The Forest Service's own information shows that 44 timber sales are currently under contract that do not include any roadless areas. These sales contain about 135 mmbf of timber, 70 mmbf of which still remains to be cut. "There's 70 million board feet of timber immediately available on the Tongass right now that is outside of the judge's injunction," stated Michelle Wilson of the Alaska Center for the Environment. "That's enough timber to keep operating at normal levels for the independent timber sale program, while protecting the priceless roadless areas of the Tongass." To put those numbers in context, the average annual volume cut from competitively bid timber sales in the Tongass over the last 5 years has been 47 mmbf.

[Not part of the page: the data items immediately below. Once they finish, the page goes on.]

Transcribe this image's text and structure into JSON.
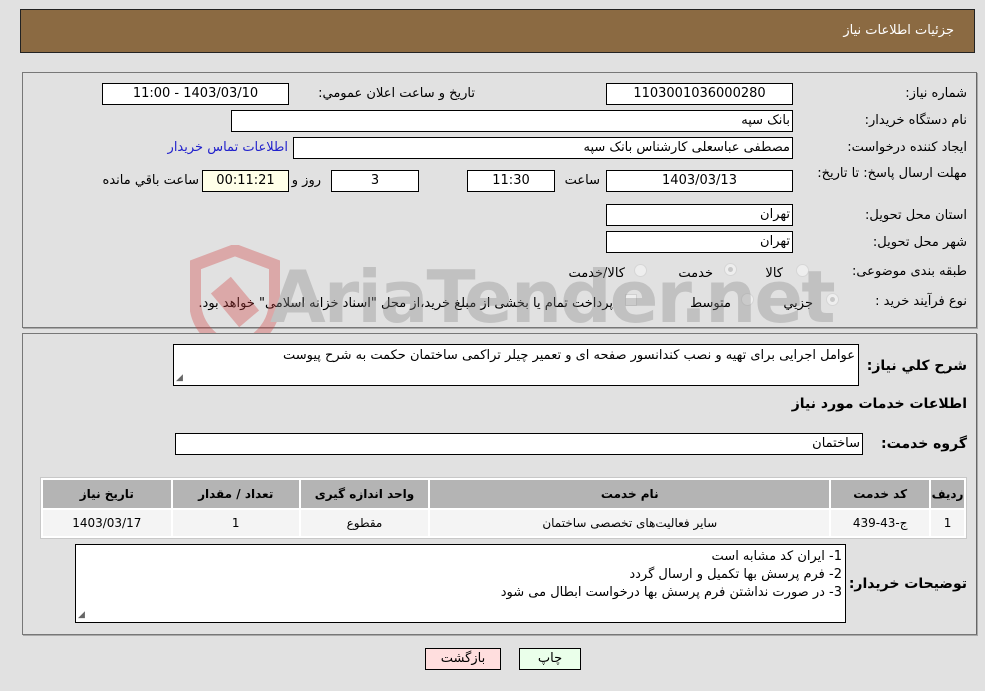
{
  "header": {
    "title": "جزئیات اطلاعات نیاز"
  },
  "details": {
    "need_number_label": "شماره نیاز:",
    "need_number": "1103001036000280",
    "announce_label": "تاریخ و ساعت اعلان عمومي:",
    "announce_value": "1403/03/10 - 11:00",
    "buyer_org_label": "نام دستگاه خریدار:",
    "buyer_org": "بانک سپه",
    "creator_label": "ایجاد کننده درخواست:",
    "creator": "مصطفی عباسعلی کارشناس بانک سپه",
    "contact_link": "اطلاعات تماس خریدار",
    "deadline_label": "مهلت ارسال پاسخ: تا تاریخ:",
    "deadline_date": "1403/03/13",
    "time_label": "ساعت",
    "deadline_time": "11:30",
    "days": "3",
    "days_label": "روز و",
    "remaining": "00:11:21",
    "remaining_label": "ساعت باقي مانده",
    "province_label": "استان محل تحویل:",
    "province": "تهران",
    "city_label": "شهر محل تحویل:",
    "city": "تهران",
    "category_label": "طبقه بندی موضوعی:",
    "category_options": [
      {
        "label": "کالا",
        "selected": false
      },
      {
        "label": "خدمت",
        "selected": true
      },
      {
        "label": "کالا/خدمت",
        "selected": false
      }
    ],
    "process_label": "نوع فرآیند خرید :",
    "process_options": [
      {
        "label": "جزیي",
        "selected": true
      },
      {
        "label": "متوسط",
        "selected": false
      }
    ],
    "treasury_checkbox_label": "پرداخت تمام یا بخشی از مبلغ خرید،از محل \"اسناد خزانه اسلامی\" خواهد بود."
  },
  "summary": {
    "label": "شرح کلي نیاز:",
    "value": "عوامل اجرایی برای تهیه و نصب کندانسور صفحه ای و تعمیر چیلر تراکمی ساختمان حکمت به شرح پیوست"
  },
  "services": {
    "section_title": "اطلاعات خدمات مورد نیاز",
    "group_label": "گروه خدمت:",
    "group_value": "ساختمان",
    "columns": [
      "ردیف",
      "کد خدمت",
      "نام خدمت",
      "واحد اندازه گیری",
      "تعداد / مقدار",
      "تاریخ نیاز"
    ],
    "rows": [
      {
        "row": "1",
        "code": "ج-43-439",
        "name": "سایر فعالیت‌های تخصصی ساختمان",
        "unit": "مقطوع",
        "qty": "1",
        "date": "1403/03/17"
      }
    ]
  },
  "buyer_notes": {
    "label": "توضیحات خریدار:",
    "lines": [
      "1- ایران کد مشابه است",
      "2- فرم پرسش بها تکمیل و ارسال گردد",
      "3- در صورت نداشتن فرم پرسش بها درخواست ابطال می شود"
    ]
  },
  "buttons": {
    "print": "چاپ",
    "back": "بازگشت"
  },
  "watermark": {
    "text": "AriaTender.net"
  },
  "colors": {
    "title_bar": "#8b6a42",
    "back_button": "#ffdede",
    "print_button": "#eaffea",
    "remaining_box": "#ffffe8",
    "link": "#2222cc"
  }
}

"The ruling has significant benefits for Southeast Alaska," said Tom Waldo, an attorney for Earthjustice representing the conservation groups. "Roadless areas benefit tourism, commercial and sport fishing, hunting and subsistence. The court's ruling temporarily protects these uses while allowing the Forest Service to plan sales in roaded areas. Roadless areas should be preserved for the public and other forest-dependent uses, not just the timber industry."

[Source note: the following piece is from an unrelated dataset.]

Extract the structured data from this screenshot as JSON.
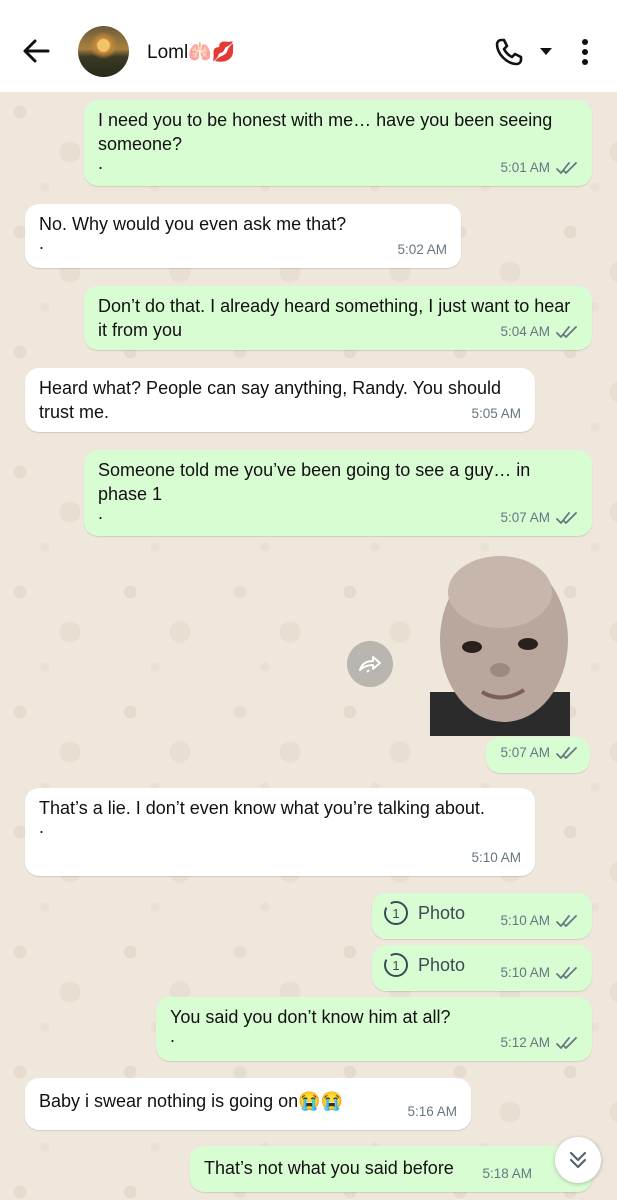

The judge's ruling comes at a critical time as the Bush administration in Washington DC attempts to un-do the tremendously popular Roadless Rule. It adds a temporary measure of protection to areas that should be covered by the rule, but aren't because of Bush Administration delays. "In Alaska and throughout the rest of the country, the public strongly supports protection of the remaining roadless areas of the Tongass," said Waldo, "In the recent 18-month public comment process for the Roadless Area Conservation Rule, over 95% of the 1.6 million people that commented favored protecting the last great places from roads and clear-cuts. In Alaska, over 7,587 people commented and 82% supported the policy that included the Tongass."